Modern life is awash in artificial light; physicians recommend that we reduce light stimuli in the evening hours to ready one’s brain for sleep. Evening running may act as a mild form or sensory deprivation therapy, or, for that matter, as age regression therapy as it ought to have been conceived. Most of us began, after all, as entities who could hear but not see. For the early morning riser, there too is the opportunity for these therapies: it is darkest, as the expression has it, just before the dawn. “Out of the womb of the morning, you have the dew of your youth,” claims Psalm 110:3.

To keep my own youth, my favorite dark running play is what I call, to borrow an expression from philosopher Alan Watts, the game of black and white. This requires a greenbelt trail or road lit at intervals with street lamps. Carefully and slowly, I jog the dark intervals, the lacunae, between lights. As you might have guessed, I take the well-lit portions at race pace. Certain nights I am grateful that the county is remiss in its deployment of maintenance personnel.

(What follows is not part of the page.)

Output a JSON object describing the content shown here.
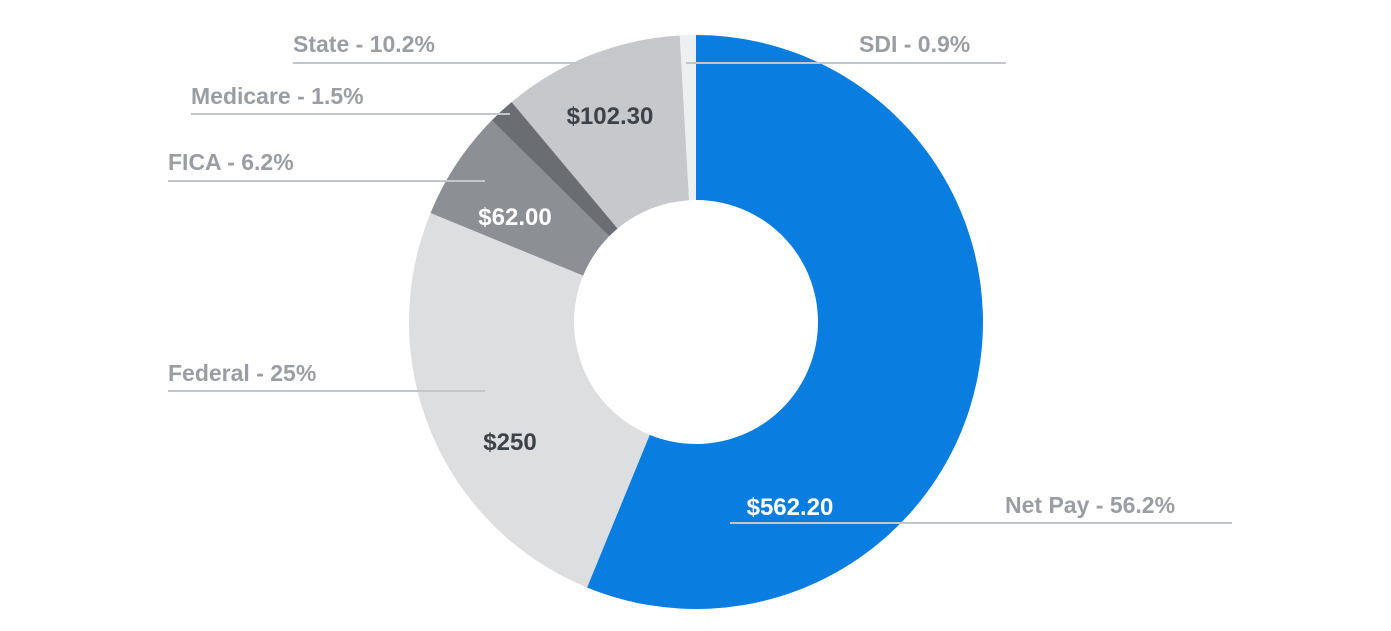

And before I am thought irresponsible for talking up the dark side (with its risks), allow me to suggest a compromise that is neither strictly black nor white: carry or wear a source of light, and use it on particularly dark or perilous stretches, but do yourself the favor of sometimes switching it off. Any glance at a light-pollution map reminds one that even the darkest night in these parts is not so very dark. Sometimes add to that a three-quarter or full moon, and we might read a newspaper (does anyone still?) as we run. If your non-running neighbors didn’t think you insane before, they may now rightly dub you a lunatic if they are anything of an etymologist. But who is the unwise one when melanoma and macular degeneration are on the rise? And in the summer heat, advantages accrue to the night runner that are too obvious to state.

Finally, ask yourself this: Has the shine worn off my day running routine? In his book Eat & Run, Ultra legend Scott Jurek offers a short list of change-up suggestions for when one’s running is in a funk. They include: run with a dog, run a new trail, run in jeans (that’s right). I have something to add to this list: Run at night. Heck, run in jeans at night, if that’ll keep you in the game. Nobody ever need know.